Due to limitations to the API (the interface that facilitates communication between two software programs), attackers do not have access to Social Security numbers or tax IDs, driver’s license data, passwords and PIN or financial information such as payment card data. However, that data has been compromised in recent T-Mobile breaches, including one in August 2021. In July 2022, T-Mobile agreed to settle a class-action lawsuit for that breach in a settlement that included $350 million for customers. At the time, the company also committed to a two-year, $150 million initiative to improve its digital security and data protection capabilities.

T-Mobile, which did not respond to multiple requests for comment from WIRED, wrote in its SEC disclosure that in 2021, “We have initiated a substantial multi-year investment in working with experts to leading outside cybersecurity experts to strengthen our cybersecurity capabilities and transform our approach to cybersecurity. We’ve made significant progress to date, and protecting our customers’ data remains a top priority.”

Obviously that’s not enough, given the recent incident that exposed the data of about a third of the company’s US-based customers.
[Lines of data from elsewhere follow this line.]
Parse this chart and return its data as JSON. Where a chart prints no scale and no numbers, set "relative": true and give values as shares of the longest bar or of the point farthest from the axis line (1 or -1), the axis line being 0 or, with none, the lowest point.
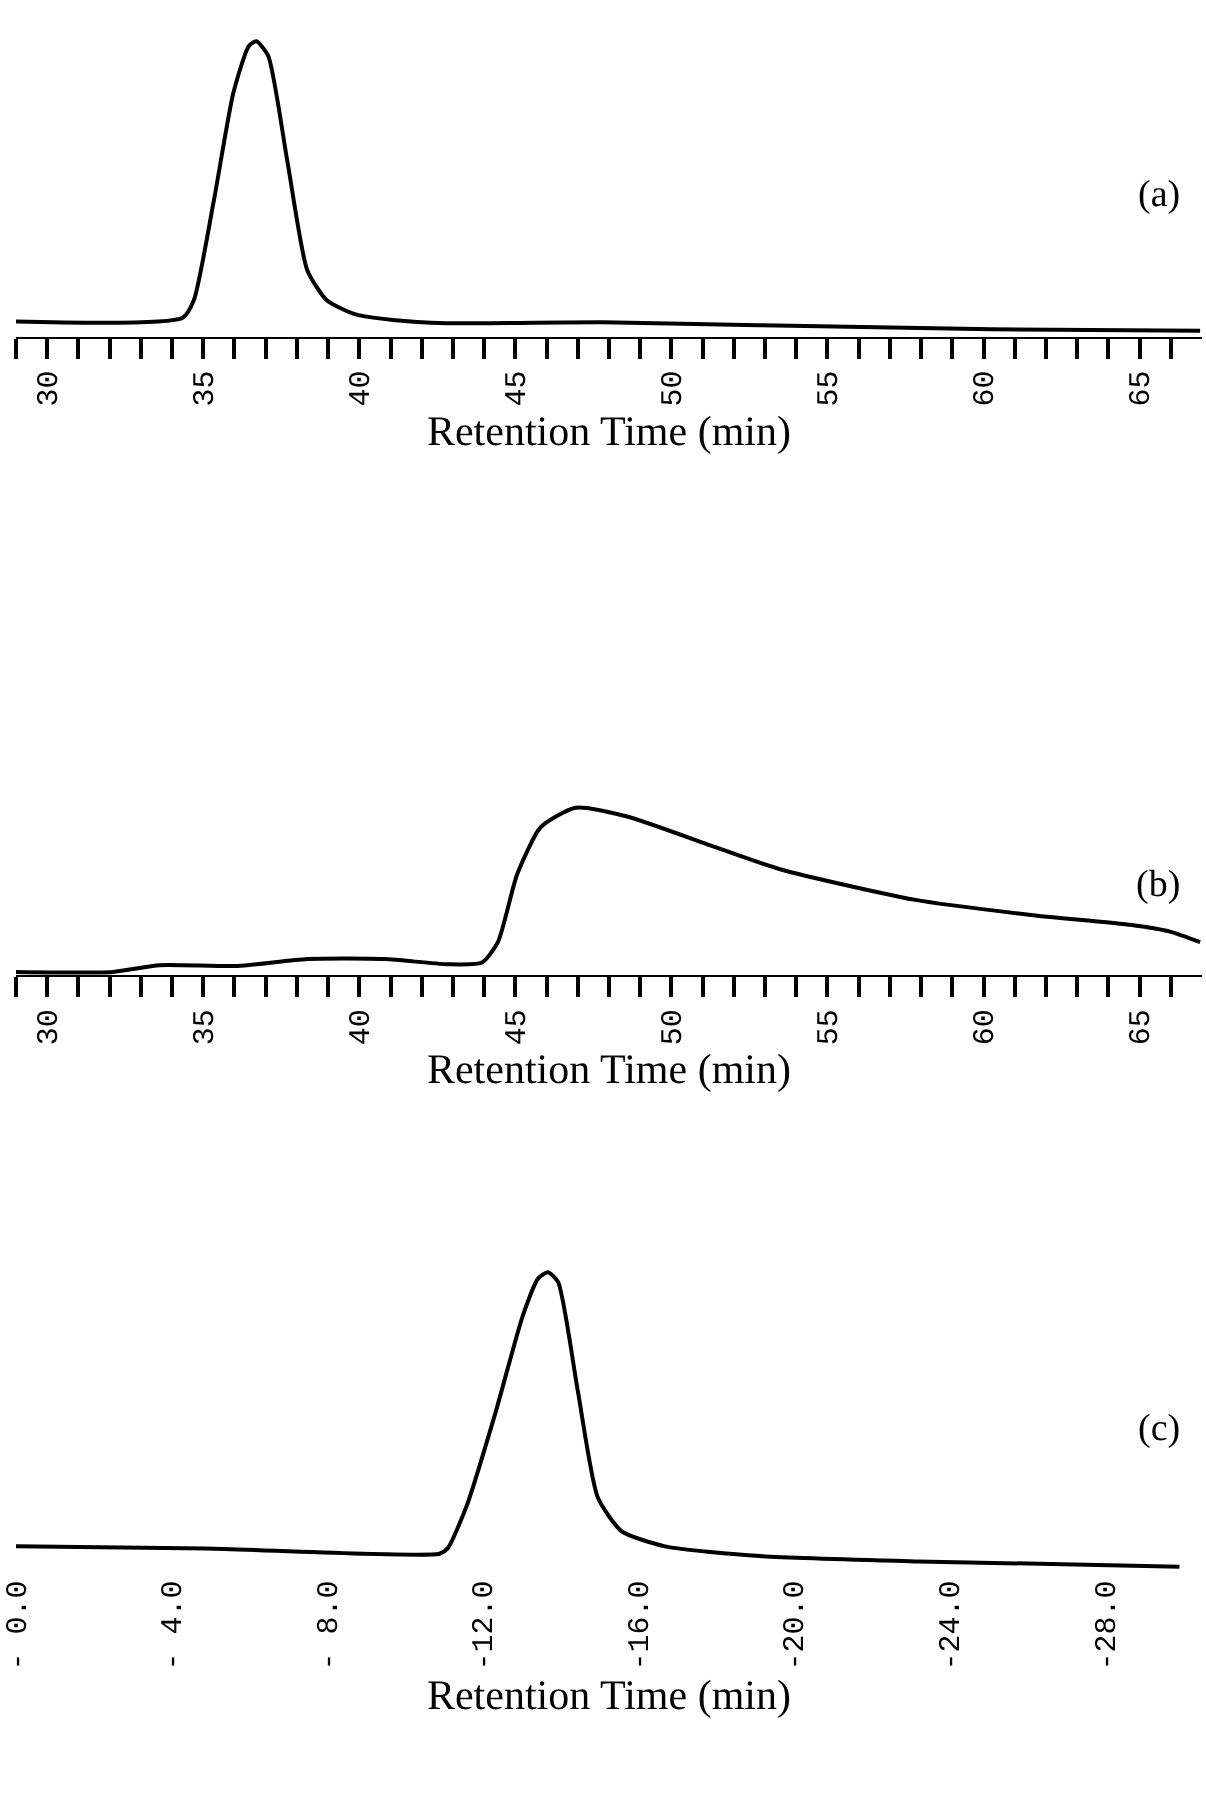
{
  "chart_data": [
    {
      "type": "line",
      "relative": true,
      "color": "#000000",
      "xlabel": "Retention Time (min)",
      "annotations": [
        "(a)"
      ],
      "x": [
        29,
        34.34,
        34.7,
        35.34,
        35.96,
        36.46,
        36.7,
        37.08,
        37.7,
        38.33,
        38.95,
        39.83,
        41.07,
        42.8,
        47.8,
        52.79,
        60.27,
        66.94
      ],
      "values": [
        0.032,
        0.045,
        0.106,
        0.45,
        0.82,
        0.984,
        1,
        0.95,
        0.582,
        0.21,
        0.106,
        0.058,
        0.037,
        0.026,
        0.029,
        0.019,
        0.005,
        0
      ],
      "xlim": [
        29,
        67
      ],
      "xticks": [
        {
          "value": 29,
          "label": null
        },
        30,
        {
          "value": 31,
          "label": null
        },
        {
          "value": 32,
          "label": null
        },
        {
          "value": 33,
          "label": null
        },
        {
          "value": 34,
          "label": null
        },
        35,
        {
          "value": 36,
          "label": null
        },
        {
          "value": 37,
          "label": null
        },
        {
          "value": 38,
          "label": null
        },
        {
          "value": 39,
          "label": null
        },
        40,
        {
          "value": 41,
          "label": null
        },
        {
          "value": 42,
          "label": null
        },
        {
          "value": 43,
          "label": null
        },
        {
          "value": 44,
          "label": null
        },
        45,
        {
          "value": 46,
          "label": null
        },
        {
          "value": 47,
          "label": null
        },
        {
          "value": 48,
          "label": null
        },
        {
          "value": 49,
          "label": null
        },
        50,
        {
          "value": 51,
          "label": null
        },
        {
          "value": 52,
          "label": null
        },
        {
          "value": 53,
          "label": null
        },
        {
          "value": 54,
          "label": null
        },
        55,
        {
          "value": 56,
          "label": null
        },
        {
          "value": 57,
          "label": null
        },
        {
          "value": 58,
          "label": null
        },
        {
          "value": 59,
          "label": null
        },
        60,
        {
          "value": 61,
          "label": null
        },
        {
          "value": 62,
          "label": null
        },
        {
          "value": 63,
          "label": null
        },
        {
          "value": 64,
          "label": null
        },
        65,
        {
          "value": 66,
          "label": null
        }
      ]
    },
    {
      "type": "line",
      "relative": true,
      "color": "#000000",
      "xlabel": "Retention Time (min)",
      "annotations": [
        "(b)"
      ],
      "x": [
        29,
        32.1,
        33.6,
        36.09,
        38.33,
        40.82,
        42.8,
        43.93,
        44.44,
        45.06,
        45.81,
        46.93,
        48.55,
        51.54,
        53.54,
        57.77,
        61.51,
        64.75,
        66.0,
        66.94
      ],
      "values": [
        0,
        0,
        0.041,
        0.036,
        0.078,
        0.078,
        0.047,
        0.057,
        0.181,
        0.596,
        0.881,
        1,
        0.948,
        0.751,
        0.622,
        0.44,
        0.347,
        0.285,
        0.244,
        0.181
      ],
      "xlim": [
        29,
        67
      ],
      "xticks": [
        {
          "value": 29,
          "label": null
        },
        30,
        {
          "value": 31,
          "label": null
        },
        {
          "value": 32,
          "label": null
        },
        {
          "value": 33,
          "label": null
        },
        {
          "value": 34,
          "label": null
        },
        35,
        {
          "value": 36,
          "label": null
        },
        {
          "value": 37,
          "label": null
        },
        {
          "value": 38,
          "label": null
        },
        {
          "value": 39,
          "label": null
        },
        40,
        {
          "value": 41,
          "label": null
        },
        {
          "value": 42,
          "label": null
        },
        {
          "value": 43,
          "label": null
        },
        {
          "value": 44,
          "label": null
        },
        45,
        {
          "value": 46,
          "label": null
        },
        {
          "value": 47,
          "label": null
        },
        {
          "value": 48,
          "label": null
        },
        {
          "value": 49,
          "label": null
        },
        50,
        {
          "value": 51,
          "label": null
        },
        {
          "value": 52,
          "label": null
        },
        {
          "value": 53,
          "label": null
        },
        {
          "value": 54,
          "label": null
        },
        55,
        {
          "value": 56,
          "label": null
        },
        {
          "value": 57,
          "label": null
        },
        {
          "value": 58,
          "label": null
        },
        {
          "value": 59,
          "label": null
        },
        60,
        {
          "value": 61,
          "label": null
        },
        {
          "value": 62,
          "label": null
        },
        {
          "value": 63,
          "label": null
        },
        {
          "value": 64,
          "label": null
        },
        65,
        {
          "value": 66,
          "label": null
        }
      ]
    },
    {
      "type": "line",
      "relative": true,
      "color": "#000000",
      "xlabel": "Retention Time (min)",
      "annotations": [
        "(c)"
      ],
      "x": [
        0,
        -4.89,
        -10.89,
        -11.1,
        -11.6,
        -12.32,
        -13.03,
        -13.43,
        -13.68,
        -13.94,
        -14.45,
        -14.96,
        -15.57,
        -16.69,
        -19.13,
        -23.2,
        -29.92
      ],
      "values": [
        0.069,
        0.062,
        0.044,
        0.062,
        0.21,
        0.518,
        0.851,
        0.979,
        1,
        0.967,
        0.595,
        0.236,
        0.121,
        0.069,
        0.036,
        0.018,
        0
      ],
      "xlim": [
        0,
        -30.5
      ],
      "xticks": [
        {
          "value": 0,
          "label": "- 0.0"
        },
        {
          "value": -4,
          "label": "- 4.0"
        },
        {
          "value": -8,
          "label": "- 8.0"
        },
        {
          "value": -12,
          "label": "-12.0"
        },
        {
          "value": -16,
          "label": "-16.0"
        },
        {
          "value": -20,
          "label": "-20.0"
        },
        {
          "value": -24,
          "label": "-24.0"
        },
        {
          "value": -28,
          "label": "-28.0"
        }
      ]
    }
  ]
}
“How many of these must T-Mobile have?” Jake Williams, a longtime incident responder and analyst at the Institute for Applied Cybersecurity, wondered. “API security is just starting to become something people are really focused on, which is a mistake. Detecting API abuse is not easy, especially if the threat agent is moving low and slow. I suspect a large number of these simply go undetected in general. But the bottom line is that T-Mobile’s API security clearly needs to work. You should not abuse the bulk API for more than six weeks.”